What are the non-pharmacological options for management of nausea?

A
  • Avoid food smells and strong smells.
  • Small bland meals frequently.
  • Peppermint tea / caps.
  • Positioning during meals.
  • Ask family not to pressurise the patient to eat.
  • Encourage fluids
  • Ginger tea?
  • Accupuncture / sea bands for accupressure.
24
Q

Which drugs should be used as anti-emetics?

A
  • Domperidone - prokinetic. Does not cross the BBB so is good in elderly or px with Parkinsons. PR or PO only.

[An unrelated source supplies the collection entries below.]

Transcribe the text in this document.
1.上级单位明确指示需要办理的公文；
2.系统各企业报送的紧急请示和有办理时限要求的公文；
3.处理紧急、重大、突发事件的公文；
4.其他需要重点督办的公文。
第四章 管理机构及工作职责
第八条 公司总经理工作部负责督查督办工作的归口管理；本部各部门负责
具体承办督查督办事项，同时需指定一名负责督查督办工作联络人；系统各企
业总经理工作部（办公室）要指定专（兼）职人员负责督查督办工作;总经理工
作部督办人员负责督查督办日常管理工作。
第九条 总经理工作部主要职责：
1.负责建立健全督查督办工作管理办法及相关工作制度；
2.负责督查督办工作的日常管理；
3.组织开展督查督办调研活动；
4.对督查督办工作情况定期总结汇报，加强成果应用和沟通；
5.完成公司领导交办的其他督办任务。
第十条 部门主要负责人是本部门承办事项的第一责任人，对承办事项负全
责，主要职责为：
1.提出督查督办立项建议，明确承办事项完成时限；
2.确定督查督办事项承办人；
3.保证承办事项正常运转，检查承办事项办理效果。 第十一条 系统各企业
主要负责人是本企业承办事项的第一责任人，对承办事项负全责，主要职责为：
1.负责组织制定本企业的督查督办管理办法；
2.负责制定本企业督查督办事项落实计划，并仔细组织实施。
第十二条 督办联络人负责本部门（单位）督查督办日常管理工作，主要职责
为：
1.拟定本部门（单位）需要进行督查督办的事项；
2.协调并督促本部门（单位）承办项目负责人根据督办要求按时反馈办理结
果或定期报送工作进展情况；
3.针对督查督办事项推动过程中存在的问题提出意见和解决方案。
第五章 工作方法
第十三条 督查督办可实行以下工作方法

QTC↑ - no longer OTC.
  • Metoclopramide - central acting + prokinetic, EPSE common.
  • Cyclizine - useful for motion / ↑ICP. Potential for abuse, IV reactions, onfusion, dry mouth can limit use.
  • Haloperidol - no effect on gut; use in metabolic or toxin-related nausea as has central effect on CTZ.
  • Levomepromazine - effective but sedating.
  • Ondansetron - good for short-term use: post-op / chemo / XRT but profoundly constipating if >3 days.
  • Aprepitent
25
Q

What are the principles of prescribing antiemetics?

A
  • Give regular antiemetics instead of prn.
  • Check - is an alternative route required?
  • Is it possible to direct antiemetic to cause?
  • Stop emetogenics.
  • Reverse the reversible (infection, constipation, metabolic disturbances, decrease ICP, treat pain, anxiety and acid reflux).
  • Are they subacutely or fully obstructed?
  • Surgical candidate? (Drip, suck and refer).
  • Rest the gut, consider IV fluids +/- NG drainage.
26
Q

What percentage of bowel obstruction is caused by malignancy?

A
  • 15% of bowel obstruction is caused by malignancy.
  • 30% of people with ovarian cancer.
  • 20% of people with bowel cancer.
  • Peritoneal disease.
27
Q

Describe the treatment ladder for bowel obstruction.

A
28
Q

Describe how to treat subacute bowel obstruction.

A
  • Malignant bowel dysfunction often present.
  • Consider metoclopramide or domperidone with close review - if increasing colic, stop - risk of perforation.
  • Consider parenteral route - can swap back to PO.
  • See if bowel can be moved - PR+/- enema and consider codanthramer (used for constipation in palliative care).
  • Docusate (stool softner) alone to keep bowels soft if colic.
  • Reccommend easily digestible food or fluids.
29
Q

What drugs should be used to paralyse the gut in bowel obstruction?

A
  • Hyoscine (butyl bromide also helps colic - hydrobromide works as antisecretory).
  • Cyclizine (can add haloperidol if persistent nausea) or levomepromazine.
  • Rest drip and suck (where appropriate).
  • Consider NG with aspiration.
  • Octreotide.
  • Dexamethasone where lymph nodes, mass, squashed stomach / hepatomegaly.
30
Q

What are the surgical options for bowel obstruction?

A
  • Venting gastrostomy / ?RIG / stent.
  • Palliative surgery should be considered for patients with advanced cancer and intestinal obstruction.
  • Mortality high (12-30%), survival time short, high incidence of enterocutaneous fistulae.
  • Surgery is usually contraindicated in multilevel obstruction.
  • TPN decisions can be complex.
  • Look at performance status.
31
Q

Describe the examination of a patient who is constipated.

A
  • Needs a PR
    • Is there stool moving through?
    • Is this obstruction versus dysfunctional gut?
  • Full abdo exam
    • Often palpable stool in left iliac fossa
    • Feel for peritoneal disease
    • Feel for ascites
32
Q

Describe the treatment for palliative constipation.

A
  • PR / examine abdomen ?obstruction / dysfunction.
  • Suppositories / enemas where vomiting.
  • Soften - docusate.
  • Stimulate - senna, bisacodyl.
  • Gentle and does a little of both but need to drink a lot - laxido.
  • Do it all (soften and stimulate) and easy to take but carcinogenic.
  • Also picolax, methlnaltrexone, fybogel - bulks.
  • Reduce contributing factors, push fluids, privacy.
  • Avoid lactulose (except liver failure) as bloat, cramps.